Para deputado, “a razão de muitos continuarem presos por falta de defesa mostra um Estado ausente. E o fato de a maioria ser negra mostra o quanto o racismo é presente em nossa sociedade. Por isso o debate sobre o sistema prisional é tão importante, porque acaba se tornando um debate sobre como funciona o país de maneira mais ampla”, concluiu.

PERSEGUIÇÃO AOS MOVIMENTOS SOCIAIS

A advogada Camila Alves, que à época coordenava o Movimento dos Sem Teto no ABC e liderou a ocupação, destacou a importância da Audiência na ALESP: “A política de perseguição aos movimentos sociais e lutadores do povo tem adotado medidas, não só anti-democráticas, como também se perpetua em processos judiciais contra lideranças, caso tanto meu, como do professor Aldo Santos, ambos condenados no mesmo processo, em 2003, por fazerem a defesa de trabalhadores do movimento dos sem teto (MTST) junto ao acampamento Santo Dias. Na época eu atuava como liderança regional do MTST e, por defender a luta por moradia, trabalho e vida digna de toda a população, sofremos um processo judicial que se arrasta desde 2003 até o momento atual. Esta perseguição que se perpetua é antes de tudo, injusta e ilegal”, afirmou.

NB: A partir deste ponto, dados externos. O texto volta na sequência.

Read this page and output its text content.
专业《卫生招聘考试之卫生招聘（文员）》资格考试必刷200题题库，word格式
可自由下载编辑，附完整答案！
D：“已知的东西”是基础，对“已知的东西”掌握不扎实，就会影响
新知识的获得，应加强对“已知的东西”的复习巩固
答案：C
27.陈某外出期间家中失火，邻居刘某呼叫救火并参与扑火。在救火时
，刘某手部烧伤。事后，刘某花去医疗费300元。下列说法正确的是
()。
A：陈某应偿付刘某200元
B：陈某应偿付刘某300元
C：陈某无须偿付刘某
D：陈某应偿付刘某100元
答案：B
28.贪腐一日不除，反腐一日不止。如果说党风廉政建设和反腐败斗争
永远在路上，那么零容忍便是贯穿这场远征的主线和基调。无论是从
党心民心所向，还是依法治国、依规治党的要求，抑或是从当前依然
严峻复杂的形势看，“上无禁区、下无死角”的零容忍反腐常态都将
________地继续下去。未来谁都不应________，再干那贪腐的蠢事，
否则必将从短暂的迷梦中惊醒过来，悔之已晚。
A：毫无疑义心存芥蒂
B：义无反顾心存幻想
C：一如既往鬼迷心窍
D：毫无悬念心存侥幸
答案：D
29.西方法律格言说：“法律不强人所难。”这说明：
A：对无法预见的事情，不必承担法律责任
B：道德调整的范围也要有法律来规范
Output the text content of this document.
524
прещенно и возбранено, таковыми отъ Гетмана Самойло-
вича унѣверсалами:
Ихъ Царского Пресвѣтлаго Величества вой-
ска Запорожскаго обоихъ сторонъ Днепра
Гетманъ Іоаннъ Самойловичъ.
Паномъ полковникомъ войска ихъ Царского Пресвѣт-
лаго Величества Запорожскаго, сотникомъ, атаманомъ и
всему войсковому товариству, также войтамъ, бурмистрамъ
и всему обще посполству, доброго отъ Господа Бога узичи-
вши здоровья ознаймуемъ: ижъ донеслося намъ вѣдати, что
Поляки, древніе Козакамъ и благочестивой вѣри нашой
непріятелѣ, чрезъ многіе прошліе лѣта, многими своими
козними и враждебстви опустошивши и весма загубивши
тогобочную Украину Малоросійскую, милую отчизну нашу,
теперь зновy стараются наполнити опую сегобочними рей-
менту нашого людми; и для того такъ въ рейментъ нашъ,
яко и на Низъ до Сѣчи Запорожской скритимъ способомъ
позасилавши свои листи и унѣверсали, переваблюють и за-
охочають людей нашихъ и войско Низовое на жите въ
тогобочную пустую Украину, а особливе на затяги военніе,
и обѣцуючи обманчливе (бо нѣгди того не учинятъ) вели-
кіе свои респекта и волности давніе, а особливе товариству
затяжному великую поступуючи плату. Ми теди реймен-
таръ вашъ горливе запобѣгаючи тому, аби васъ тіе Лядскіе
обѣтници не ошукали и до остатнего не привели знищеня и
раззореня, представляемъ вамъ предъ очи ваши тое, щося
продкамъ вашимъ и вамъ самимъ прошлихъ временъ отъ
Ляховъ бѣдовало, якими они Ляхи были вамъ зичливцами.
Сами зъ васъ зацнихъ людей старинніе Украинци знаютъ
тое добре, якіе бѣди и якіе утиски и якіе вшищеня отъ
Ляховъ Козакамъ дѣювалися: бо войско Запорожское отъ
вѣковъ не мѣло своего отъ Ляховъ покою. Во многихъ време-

Para o professor e ex-vereador Aldo dos Santos, a anistia a ele e a Camila são parte de uma luta mais geral e de solidariedade ativa a todos os que estão encarcerados sem condenação transitada em julgada no sistema prisional, que é uma verdadeira “masmorrra medieval”, conforme já dito pelo ex-ministro da Justiça, José Eduardo Cardozo. “Não vamos silenciar, enquanto perdurar essa situação absurda. Não cometemos crime algum. Apenas nos colocamos em defesa do direito sagrado à moradia. Não podemos continuar sofrendo constrangimentos e com os nossos direitos políticos suspensos por conta de uma pena desproporcional e injusta”, afirmou.

Advogados que apóiam o Comitê como o ex-vereador Horácio Neto,  de São Caetano, estudam medidas que deverão ser anunciadas em breve em que questionarão judicialmente as penas sofridas por Aldo e Camila, à luz da nova Lei de improbidade administrativa.

A audiência pública será presencial, mas poderá ser acompanhada por meio da plataforma Zoom e será transmitida pelo canal ALESP no Youtube.